Petit dernier de la « trilogie historique » de Tarantino, Les Huit Salopards faisait déjà parler de lui bien avant sa sortie, suite à la fuite de son scénario sur Internet. Le cinéaste, avec son égocentrisme démesuré et son « je le fais / je le fais plus/bon je le fais quand même » nous avait une peu saoulé et beaucoup attendaient le grand génie au tournant. Après la période nazie dans Inglourious Bastards , et la remise en cause de l’esclavagisme au Texas dans Django Unchained, le cinéaste choisit ici la fin de la Guerre de Sécession comme toile de fond à son intrigue. Une tempête de neige, une auberge boisée, et un casting de folie au programme (Kurt Russell, Samuel L Jackson, Tim Roth et Jennifer Jason Leigh pour ne citer qu’eux) composaient l’alléchante recette parfaite pour les interminables dialogues tarantinesques. Le choix du tournage en Ultra Panavision 70 mm, un format qui n’est plus utilisé depuis 1966, et du compositeur Ennio Morricone attisait notre curiosité et nous faisait redouter le pire : l’immense dialoguiste et metteur en scène allait-il s’empêtrer dans un pastiche mégalo de western ? Les critiques aux Etats-Unis, où le film est sorti le 7 décembre, nous confirmaient cette hypothèse : « trop verbeux », « trop long » (2 h 47 tout de même) « trop provoc » et l’on se demandait, fébrile, si le grand illusionniste allait cette fois rater son tour de magie cinématographique.
Le pitch : Vers 1870, un chasseur de primes doit conduire une condamnée à mort à destination. Stoppés par les conditions climatiques, ils se retrouvent confrontés dans une fermette en bois à des hommes tous plus pourris les uns que les autres. Des identités vont alors se révéler, des liens apparaître et des conflits exploser au grand jour. Tout d’abord, pour ceux qui auraient peur de s’ennuyer, car on les comprend, quasiment trois heures de dialogues dans une seule pièce semble un dispositif assez casse-gueule, omettent la singulière et totale maitrise du cinéaste en la matière. Car l’écriture de personnages, la direction d’acteurs, et les dialogues constituent les trois faces d’une magistrale pyramide qui attirent le spectateur vers les sommets du septième art. La bande d’acteurs, tous éclatants de charisme, tout en gueule et en mystère, s’éclatent à interpréter ces huit salopards, tous plus pourris les uns que les autres, avec une élégance rare. Mention spéciale à Walton Goggins, le minable magnifique de la série The Shield, qui réussit à s’imposer ici avec brio parmi les plus grands. Le duo qu’il forme avec Samuel L. Jackson est tout simplement génial. Les dialogues fusent comme des boules de neiges glaçantes et rafraichissantes que Tarantino nous envoie en pleine tronche, prouvant qu’il est loin d’avoir perdu la main.

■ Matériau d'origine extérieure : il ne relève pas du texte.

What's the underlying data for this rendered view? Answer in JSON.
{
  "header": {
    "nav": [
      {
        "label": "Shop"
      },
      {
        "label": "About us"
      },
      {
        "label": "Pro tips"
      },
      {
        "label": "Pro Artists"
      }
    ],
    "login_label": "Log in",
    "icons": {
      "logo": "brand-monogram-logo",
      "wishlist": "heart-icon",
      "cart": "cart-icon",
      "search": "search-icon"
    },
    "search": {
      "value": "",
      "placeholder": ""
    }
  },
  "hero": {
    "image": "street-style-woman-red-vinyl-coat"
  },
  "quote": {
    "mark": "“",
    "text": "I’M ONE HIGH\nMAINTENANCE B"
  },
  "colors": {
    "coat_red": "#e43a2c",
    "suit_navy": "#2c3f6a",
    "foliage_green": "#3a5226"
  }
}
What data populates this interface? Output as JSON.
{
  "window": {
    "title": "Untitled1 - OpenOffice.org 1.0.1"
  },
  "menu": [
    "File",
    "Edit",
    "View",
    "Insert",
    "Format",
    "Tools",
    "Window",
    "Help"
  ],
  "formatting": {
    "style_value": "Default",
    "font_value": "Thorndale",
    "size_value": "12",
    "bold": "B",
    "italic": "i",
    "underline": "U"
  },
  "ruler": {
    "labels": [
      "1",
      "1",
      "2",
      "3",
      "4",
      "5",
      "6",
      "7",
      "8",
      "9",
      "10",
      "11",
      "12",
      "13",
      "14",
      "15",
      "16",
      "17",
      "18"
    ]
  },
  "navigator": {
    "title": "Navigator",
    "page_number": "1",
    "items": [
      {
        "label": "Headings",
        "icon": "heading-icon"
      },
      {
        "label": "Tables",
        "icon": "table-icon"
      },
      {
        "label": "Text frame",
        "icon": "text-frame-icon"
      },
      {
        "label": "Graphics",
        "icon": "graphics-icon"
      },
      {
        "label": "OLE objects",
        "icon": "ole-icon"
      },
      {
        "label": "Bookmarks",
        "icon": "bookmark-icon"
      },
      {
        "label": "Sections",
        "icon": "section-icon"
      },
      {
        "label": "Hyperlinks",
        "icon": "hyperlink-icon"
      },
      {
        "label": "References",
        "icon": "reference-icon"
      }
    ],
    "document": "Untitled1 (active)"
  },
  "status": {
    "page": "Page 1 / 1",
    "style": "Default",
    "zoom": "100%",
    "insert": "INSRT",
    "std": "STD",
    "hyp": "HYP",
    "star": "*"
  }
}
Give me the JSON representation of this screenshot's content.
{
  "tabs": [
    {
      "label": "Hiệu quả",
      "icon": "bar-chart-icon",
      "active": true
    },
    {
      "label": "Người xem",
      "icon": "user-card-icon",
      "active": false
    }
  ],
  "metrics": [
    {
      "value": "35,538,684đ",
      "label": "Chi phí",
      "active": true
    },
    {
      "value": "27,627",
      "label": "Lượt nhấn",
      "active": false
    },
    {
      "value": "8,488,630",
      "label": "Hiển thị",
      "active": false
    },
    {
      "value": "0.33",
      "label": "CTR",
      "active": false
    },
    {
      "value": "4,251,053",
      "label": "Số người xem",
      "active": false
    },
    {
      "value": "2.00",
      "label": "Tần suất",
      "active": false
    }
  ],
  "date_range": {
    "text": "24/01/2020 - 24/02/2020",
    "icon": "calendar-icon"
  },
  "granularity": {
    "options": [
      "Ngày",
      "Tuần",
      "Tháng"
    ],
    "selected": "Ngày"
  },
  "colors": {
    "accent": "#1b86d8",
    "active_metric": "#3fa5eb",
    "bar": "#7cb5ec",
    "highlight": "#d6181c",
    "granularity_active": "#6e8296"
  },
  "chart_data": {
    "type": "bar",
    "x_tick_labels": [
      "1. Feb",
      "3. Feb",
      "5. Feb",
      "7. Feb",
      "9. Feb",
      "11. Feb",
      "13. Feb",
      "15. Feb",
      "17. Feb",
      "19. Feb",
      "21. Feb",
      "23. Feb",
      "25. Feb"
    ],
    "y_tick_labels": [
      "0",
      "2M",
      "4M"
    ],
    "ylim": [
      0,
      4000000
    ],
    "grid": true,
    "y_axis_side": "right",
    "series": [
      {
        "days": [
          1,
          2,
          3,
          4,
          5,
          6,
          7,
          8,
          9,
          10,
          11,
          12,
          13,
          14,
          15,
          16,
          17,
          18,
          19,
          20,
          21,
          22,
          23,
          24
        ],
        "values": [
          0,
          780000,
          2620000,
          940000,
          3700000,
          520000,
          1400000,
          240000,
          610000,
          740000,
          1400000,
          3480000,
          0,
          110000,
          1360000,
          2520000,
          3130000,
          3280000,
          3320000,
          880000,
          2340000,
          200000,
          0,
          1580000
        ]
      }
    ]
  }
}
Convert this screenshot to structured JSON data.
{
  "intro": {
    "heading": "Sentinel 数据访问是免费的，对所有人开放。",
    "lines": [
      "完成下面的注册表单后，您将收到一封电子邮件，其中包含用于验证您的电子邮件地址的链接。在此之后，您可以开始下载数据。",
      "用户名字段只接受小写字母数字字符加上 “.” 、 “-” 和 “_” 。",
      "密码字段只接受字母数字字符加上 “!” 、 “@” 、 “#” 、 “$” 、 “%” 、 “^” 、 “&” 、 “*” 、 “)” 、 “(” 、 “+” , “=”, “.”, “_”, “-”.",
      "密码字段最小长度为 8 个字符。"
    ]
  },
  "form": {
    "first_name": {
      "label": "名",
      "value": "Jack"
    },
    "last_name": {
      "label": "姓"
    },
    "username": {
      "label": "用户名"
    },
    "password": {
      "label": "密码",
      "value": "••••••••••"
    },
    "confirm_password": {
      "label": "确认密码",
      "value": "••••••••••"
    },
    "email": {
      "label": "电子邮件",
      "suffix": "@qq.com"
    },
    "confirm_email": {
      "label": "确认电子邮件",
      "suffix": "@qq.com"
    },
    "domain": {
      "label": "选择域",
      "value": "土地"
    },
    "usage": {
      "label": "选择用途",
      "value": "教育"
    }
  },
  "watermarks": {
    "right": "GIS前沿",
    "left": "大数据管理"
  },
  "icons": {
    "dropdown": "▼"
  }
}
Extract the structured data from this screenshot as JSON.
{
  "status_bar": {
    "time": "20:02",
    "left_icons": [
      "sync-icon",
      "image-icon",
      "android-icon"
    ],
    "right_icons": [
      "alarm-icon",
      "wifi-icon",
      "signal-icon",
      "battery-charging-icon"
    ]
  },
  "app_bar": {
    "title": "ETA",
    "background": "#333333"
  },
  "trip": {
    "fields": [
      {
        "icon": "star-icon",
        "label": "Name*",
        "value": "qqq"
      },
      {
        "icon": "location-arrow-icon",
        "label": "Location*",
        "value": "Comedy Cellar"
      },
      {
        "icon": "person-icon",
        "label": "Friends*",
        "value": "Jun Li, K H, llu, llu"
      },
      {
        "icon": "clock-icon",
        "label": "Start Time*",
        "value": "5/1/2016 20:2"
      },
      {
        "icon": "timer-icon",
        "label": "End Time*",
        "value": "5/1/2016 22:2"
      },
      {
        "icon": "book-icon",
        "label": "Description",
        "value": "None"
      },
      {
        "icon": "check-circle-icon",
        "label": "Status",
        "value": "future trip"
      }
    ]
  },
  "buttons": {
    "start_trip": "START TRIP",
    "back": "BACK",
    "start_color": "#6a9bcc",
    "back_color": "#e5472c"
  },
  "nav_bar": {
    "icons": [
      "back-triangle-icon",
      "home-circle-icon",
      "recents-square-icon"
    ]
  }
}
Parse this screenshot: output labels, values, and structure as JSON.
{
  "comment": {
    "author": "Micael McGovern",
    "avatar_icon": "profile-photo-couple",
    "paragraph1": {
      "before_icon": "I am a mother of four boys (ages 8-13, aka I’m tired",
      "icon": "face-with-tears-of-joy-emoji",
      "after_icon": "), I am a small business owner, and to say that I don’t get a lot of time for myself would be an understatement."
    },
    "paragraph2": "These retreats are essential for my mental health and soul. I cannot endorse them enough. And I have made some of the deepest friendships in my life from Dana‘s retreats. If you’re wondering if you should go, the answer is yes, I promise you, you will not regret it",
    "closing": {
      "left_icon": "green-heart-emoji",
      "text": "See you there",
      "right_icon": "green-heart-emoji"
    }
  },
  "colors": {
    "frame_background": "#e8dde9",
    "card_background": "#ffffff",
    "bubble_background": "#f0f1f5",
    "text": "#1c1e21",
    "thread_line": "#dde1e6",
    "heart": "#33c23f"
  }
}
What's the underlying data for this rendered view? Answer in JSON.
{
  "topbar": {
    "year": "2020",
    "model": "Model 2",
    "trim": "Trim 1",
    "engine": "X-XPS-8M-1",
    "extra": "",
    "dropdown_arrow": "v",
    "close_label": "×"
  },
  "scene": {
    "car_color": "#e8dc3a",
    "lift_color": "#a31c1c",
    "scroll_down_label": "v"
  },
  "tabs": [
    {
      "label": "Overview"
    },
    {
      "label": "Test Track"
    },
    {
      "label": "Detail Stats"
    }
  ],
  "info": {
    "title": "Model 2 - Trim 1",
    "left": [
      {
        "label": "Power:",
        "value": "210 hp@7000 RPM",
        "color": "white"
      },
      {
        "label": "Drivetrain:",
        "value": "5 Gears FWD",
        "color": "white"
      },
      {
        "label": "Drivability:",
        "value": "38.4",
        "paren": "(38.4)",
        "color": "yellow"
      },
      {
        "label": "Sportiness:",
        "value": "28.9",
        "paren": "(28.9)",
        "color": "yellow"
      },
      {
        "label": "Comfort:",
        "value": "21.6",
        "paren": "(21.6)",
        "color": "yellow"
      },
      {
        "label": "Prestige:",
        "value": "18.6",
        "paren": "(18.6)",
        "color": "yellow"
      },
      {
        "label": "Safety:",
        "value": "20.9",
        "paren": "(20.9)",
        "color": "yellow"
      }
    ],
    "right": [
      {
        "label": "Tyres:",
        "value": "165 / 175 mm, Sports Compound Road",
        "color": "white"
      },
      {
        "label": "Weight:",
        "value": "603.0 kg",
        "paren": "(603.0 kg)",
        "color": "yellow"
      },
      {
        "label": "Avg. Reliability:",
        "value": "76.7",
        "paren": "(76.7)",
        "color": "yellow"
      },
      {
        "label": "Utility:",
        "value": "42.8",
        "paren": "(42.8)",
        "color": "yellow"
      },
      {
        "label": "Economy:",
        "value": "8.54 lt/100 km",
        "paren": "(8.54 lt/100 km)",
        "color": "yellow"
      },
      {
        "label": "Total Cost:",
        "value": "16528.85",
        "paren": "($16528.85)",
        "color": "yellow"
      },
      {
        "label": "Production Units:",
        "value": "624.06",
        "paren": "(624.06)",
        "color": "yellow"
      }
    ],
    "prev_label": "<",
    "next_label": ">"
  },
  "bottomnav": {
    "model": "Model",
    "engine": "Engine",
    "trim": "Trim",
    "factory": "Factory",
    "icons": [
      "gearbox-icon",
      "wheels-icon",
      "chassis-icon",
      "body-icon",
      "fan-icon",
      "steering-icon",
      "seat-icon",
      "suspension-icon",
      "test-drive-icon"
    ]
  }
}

Les chevaux courant dans la neige, sur une musique de Morricone, dès le début du film, apaisent rapidement nos craintes esthétiques sur le format choisi. La cadre naturel grandiose, les grandes forêts verglacées et le blizzard légitiment tout en poésie le huis-clos, plus menaçant encore. La direction photo, comme toujours chez le cinéaste, brille de sobriété et de beauté : le moindre reflet de lumière nous donne envie d’aller avec eux au coin du feu. Et la mise en scène s’avère efficace, fluide et audacieuse. Vous l’aurez compris le film se révèle visuellement épatant. Mais me direz vous, quels sont les défauts ( car il faut en toujours )? Eh bien pas cette fois car en plus d’être merveilleusement incarné et filmé, le métrage révèle son point d’orgue, le scénario, modifié et perfectionné à trois reprises par le cinéaste.
Difficile de ne pas spoiler quand on évoque la prestidigitation scénaristique du cinéaste, mais il faut bien dire qu’il parvient une fois de plus à détourner en permanence notre attention et à nous surprendre. Les rebondissements et les manigances narratives insufflent du rythme à un film qui ne parait jamais long et qui semble ultra frais malgré le dispositif du huis-clos, le côté gore jusqu’au-boutiste du film et la noirceur des mentalités de l’époque. S’inspirant des séries télévisées western des années 1960 (Bonanza, The Virginian et The High Chaparral), le maître a, contre toute attente, en modernisant avec punch et panache le genre, parfaitement réussi son coup.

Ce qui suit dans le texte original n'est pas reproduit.